2 Design and Redesign

2.1 IDENTIFY SOURCES

This step may involve identifying specific sources of existing data and of outside expertise. It may be necessary to identify people or institutions controlling access to potential research subjects or other resources necessary for the project. Some instruments may be proprietary and specific arrangements may have to be made to use them.

2.2 DESIGN SAMPLING METHODS

A simple sampling method may be inadequate to accurately represent a particular universe. Special procedures may be needed to sample difficult to reach portions of the universe. This step should also include estimates of statistical power and consideration of the analysis methods demanded by the chosen sampling method.

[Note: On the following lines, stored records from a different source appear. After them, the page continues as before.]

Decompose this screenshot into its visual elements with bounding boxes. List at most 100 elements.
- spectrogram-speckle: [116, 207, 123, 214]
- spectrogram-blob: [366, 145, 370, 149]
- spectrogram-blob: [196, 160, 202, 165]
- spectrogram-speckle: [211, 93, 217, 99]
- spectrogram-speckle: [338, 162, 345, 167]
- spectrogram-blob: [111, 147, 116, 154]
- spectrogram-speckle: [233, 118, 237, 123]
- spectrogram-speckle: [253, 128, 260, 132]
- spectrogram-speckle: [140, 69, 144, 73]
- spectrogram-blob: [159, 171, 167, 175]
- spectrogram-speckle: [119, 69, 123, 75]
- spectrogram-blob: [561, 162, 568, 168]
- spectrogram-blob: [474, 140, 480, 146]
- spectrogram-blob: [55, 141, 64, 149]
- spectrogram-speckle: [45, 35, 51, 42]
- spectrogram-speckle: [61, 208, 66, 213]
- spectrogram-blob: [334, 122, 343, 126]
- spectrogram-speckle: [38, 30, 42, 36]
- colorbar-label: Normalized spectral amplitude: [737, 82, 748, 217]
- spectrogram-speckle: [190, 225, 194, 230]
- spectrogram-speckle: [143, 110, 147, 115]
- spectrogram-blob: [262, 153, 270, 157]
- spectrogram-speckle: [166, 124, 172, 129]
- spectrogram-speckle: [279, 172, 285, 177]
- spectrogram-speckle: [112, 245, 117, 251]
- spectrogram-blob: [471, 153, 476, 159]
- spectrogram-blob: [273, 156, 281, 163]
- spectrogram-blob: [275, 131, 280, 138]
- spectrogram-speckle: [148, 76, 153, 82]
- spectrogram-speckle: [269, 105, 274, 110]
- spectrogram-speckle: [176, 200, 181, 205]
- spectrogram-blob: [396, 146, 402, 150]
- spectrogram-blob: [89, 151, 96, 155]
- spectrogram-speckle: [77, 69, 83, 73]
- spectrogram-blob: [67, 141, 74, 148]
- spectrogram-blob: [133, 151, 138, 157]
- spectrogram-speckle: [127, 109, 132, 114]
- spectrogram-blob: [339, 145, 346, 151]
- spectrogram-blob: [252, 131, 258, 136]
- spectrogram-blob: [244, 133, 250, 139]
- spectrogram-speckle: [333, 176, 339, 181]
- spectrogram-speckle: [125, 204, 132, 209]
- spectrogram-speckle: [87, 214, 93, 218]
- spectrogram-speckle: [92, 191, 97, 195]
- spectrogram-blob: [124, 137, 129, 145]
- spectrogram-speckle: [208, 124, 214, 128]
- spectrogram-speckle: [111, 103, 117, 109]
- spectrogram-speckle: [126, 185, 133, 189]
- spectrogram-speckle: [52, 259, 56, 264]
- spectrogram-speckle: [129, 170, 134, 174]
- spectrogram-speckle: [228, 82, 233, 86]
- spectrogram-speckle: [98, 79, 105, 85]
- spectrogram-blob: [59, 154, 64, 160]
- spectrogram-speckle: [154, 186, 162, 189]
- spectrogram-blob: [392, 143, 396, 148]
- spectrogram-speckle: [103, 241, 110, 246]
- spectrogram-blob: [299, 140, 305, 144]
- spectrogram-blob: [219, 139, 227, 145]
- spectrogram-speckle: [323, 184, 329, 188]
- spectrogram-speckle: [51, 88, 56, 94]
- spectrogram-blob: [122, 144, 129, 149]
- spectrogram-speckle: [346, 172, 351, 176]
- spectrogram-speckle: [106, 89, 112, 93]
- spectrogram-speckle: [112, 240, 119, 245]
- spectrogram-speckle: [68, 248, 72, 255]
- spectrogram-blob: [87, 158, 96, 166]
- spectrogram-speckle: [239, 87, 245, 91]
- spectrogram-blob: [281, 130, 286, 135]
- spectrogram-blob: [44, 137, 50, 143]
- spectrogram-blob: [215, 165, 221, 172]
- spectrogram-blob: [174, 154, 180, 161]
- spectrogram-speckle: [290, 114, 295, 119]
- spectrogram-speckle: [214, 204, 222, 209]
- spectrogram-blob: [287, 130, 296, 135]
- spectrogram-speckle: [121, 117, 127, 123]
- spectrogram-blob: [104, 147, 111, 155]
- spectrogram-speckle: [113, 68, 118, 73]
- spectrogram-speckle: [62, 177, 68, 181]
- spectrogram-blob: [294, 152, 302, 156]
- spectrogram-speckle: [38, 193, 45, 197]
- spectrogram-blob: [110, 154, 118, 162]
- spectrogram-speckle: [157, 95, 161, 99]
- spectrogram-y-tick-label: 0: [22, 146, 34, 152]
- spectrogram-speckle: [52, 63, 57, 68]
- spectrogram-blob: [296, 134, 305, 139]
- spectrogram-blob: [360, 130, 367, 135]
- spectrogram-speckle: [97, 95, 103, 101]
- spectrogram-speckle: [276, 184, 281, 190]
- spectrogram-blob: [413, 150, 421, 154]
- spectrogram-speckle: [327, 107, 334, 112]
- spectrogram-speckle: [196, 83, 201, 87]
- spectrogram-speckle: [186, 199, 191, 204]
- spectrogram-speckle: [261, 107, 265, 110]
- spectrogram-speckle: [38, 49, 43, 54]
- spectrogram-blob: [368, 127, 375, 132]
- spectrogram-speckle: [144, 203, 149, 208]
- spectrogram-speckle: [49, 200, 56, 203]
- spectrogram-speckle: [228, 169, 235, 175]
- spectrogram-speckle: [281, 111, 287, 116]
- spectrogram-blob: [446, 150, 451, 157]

2.3 DESIGN COLLECTION INSTRUMENTS

Concepts to be measured may have been chosen, but in this step the specific form of the measurement tool is designed. For surveys this includes specifying categories and codes, the wording of questions, and the flow of the questionnaire. Other concepts may need to be measured through analysis of physical samples, as with biomarkers, or through the action of some mechanical or electronic instrument, as with measuring physical location. Custom sensors may need to be designed.

Data may also be obtained by coding something observed, either in real-time, or from recorded material. Observational settings may be structured, as in interviews or focus groups, or unstructured. Data may also be obtained through mining public online sources. This may involve software design.

Careful consideration should be given to any methods to improve data quality at the collection point rather than in post-processing.

2.4 SPECIFY DATA ELEMENTS

The OECD defines a data element as “a unit of data for which the definition, identification, representation, and permissible values are specified by means of a set of attributes (Source: http://stats.oecd.org/glossary/detail.asp?ID=538).” Defining data elements for the study goes hand-in hand with designing collection instruments. The ultimately desired data elements, though, may be measured indirectly. A rate, for example, may be measured as a distance and a time. Body Mass Index may be measured as a weight and a height. More complex scale scores may need to be calculated. This step may identify what post-processing is necessary to compute the final set of data elements.

Designing data elements to be reused across waves or phases of a longitudinal study will be important. The use of versioned, persistent identifiers for new data elements, as implicit in DDI, is an important part of this step. Choosing data elements that have been used in other studies is also desirable, enhancing the potential for reuse.

2.5 SPECIFY PROCESSING & CLEANING METHODS

This step identifies the exact procedures to generate any derived measures as well as any steps needed to improve data quality. These processes become an important part of the definition of a data element. When they change, the meaning of the data element may change. Careful documentation here is an important part of documenting data quality.

Software may be purchased or developed to facilitate automated cleaning. Use of visualization tools may be planned. Staff training might need to be scheduled.

2.6 SPECIFY ANALYSIS PLAN

It may be desirable, or required to specify an analysis plan in advance of collecting data. This does not preclude deviation from the plan, but may strengthen the impact of certain types of results when a prespecified plan is carried out (see step 8.4).

2.7 ORGANIZE RESEARCH TEAM

More formal arrangements for building the team are made here. Recruitment, hiring, and training may take place. An organizational structure may be developed. Some thought should be given to the appropriate leadership style, and agreement on roles for the project should develop.

2.8 DESIGN INFRASTRUCTURE

This step may involve arranging for space and equipment for the team, communications infrastructure, travel arrangements, and more. Computing infrastructure may need particular attention – e.g., hardware, software, networking, security, and storage. Thought should be given to where bottlenecks might occur during production phases.

Infrastructure needs will extend beyond the collection, analysis, and publication phases to the archival life of the data.